Whom, nevertheless, as they stood in the kitchen disemboweling pumpkins not two months before — with the afternoon turning to evening unhurried, the leaves in the garden a gem show outside, with that odd film of quiet that settles between them, around them, now forming, as thick as the light — she suddenly begrudged her impenetrable silence. A knot in the stomach. She set down the knife. “So, Mom—” she started.
“Mmm?” said Fola, but distracted, not looking, wet seeds on her hands.
The theme song for All Things Considered began, giving texture to the quiet.
Sadie turned to look at the leaves in the sunset, the New England Spectacular, a modest backyard in a grid of small yards for these townhouse apartments (the third and last house to which Fola had moved when she’d started at Yale, up and moved in a week, put their bedrooms in boxes, the boxes in storage), still foreign, the view, after three years of weekends — then back at her mother, trying to gather the thought. What was it, she wonders now, there, out the window, in that firestorm of yellows and umbers and reds in the sun, like a postcard, idyllic Coolidge Corner, Indian summer running long this year, wish you were here! — that made her so lonely, so desperately lonely? Made her feel that their life, hers and Fola’s, was a sham? That they didn’t belong to this picture, in this postcard? That both were impostors? She still doesn’t know. “I know what you wrote about Christmas vacation, but last year was Boston. This year is St. Barth’s.”
“I know that, my darling,” said Fola without looking. “You can double up next year.”

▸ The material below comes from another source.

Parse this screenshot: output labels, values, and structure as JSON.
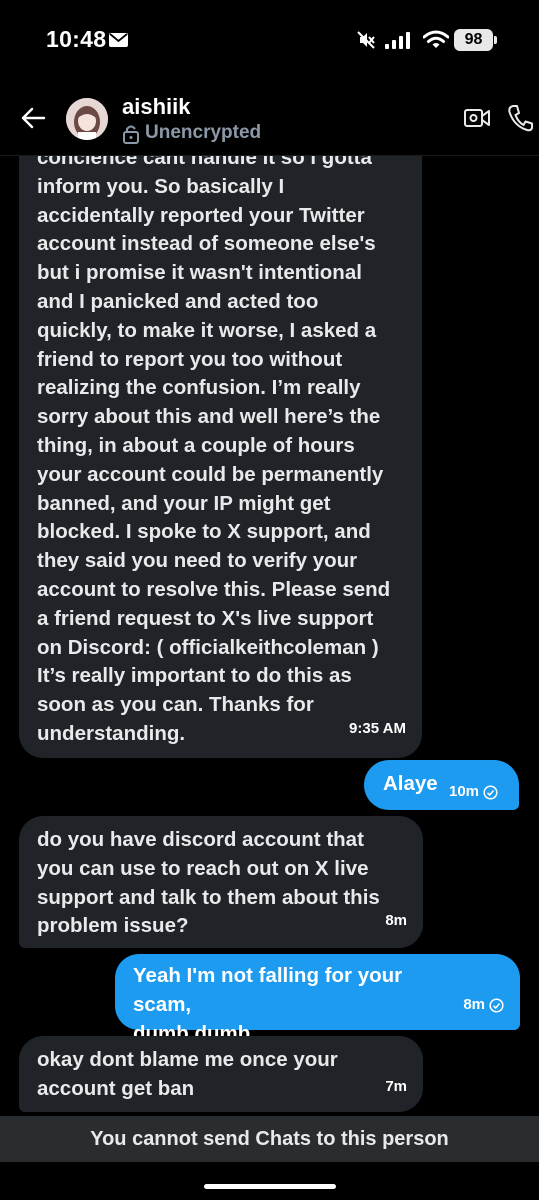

Sadie faltered. What now? She spent every other Christmas in St. Barth’s with the Negropontes, always leaving on the twenty-third with Philae from JFK and always returning on the thirtieth for New Year’s in Boston with Fola, their one family tradition. First Night festivities, then dinner at Uno’s, spinoccoli pizza, then the harbor to count, with the twins never home, Olu always with Ling, just the two of them, huddled up, arms interlinked. Now, for whatever reason, her mother was insistent that Sadie be in Boston two years in a row and that all of them come, Olu, Taiwo, and Kehinde, at least for the event, Christmas day. In a wholly uncharacteristic display of emotion and even more uncharacteristic use of electronic communication, she had sent out a message three sentences long on the subject last week, a group e-mail. It read: “My darlings, I would like us to be together this Christmas, all of us. Please let me know. Love, your mother.” A strange salutation, as she’d never once called herself mother, their mother. Sibby, yes: red-faced and sobbing and seething at the bottom of stairs with the shaking of fists, “I am your mo -ther, young la -dy,” each syllable separate, “You’ll do as I say!” Fola doesn’t sob or seethe. She never raises her voice at them. Whenever one of them shouts at her she simply tips her head and waits. It’s not exactly patience, nor dismissal, something in between, an interest in the shouter’s plight, an empathy, with distance.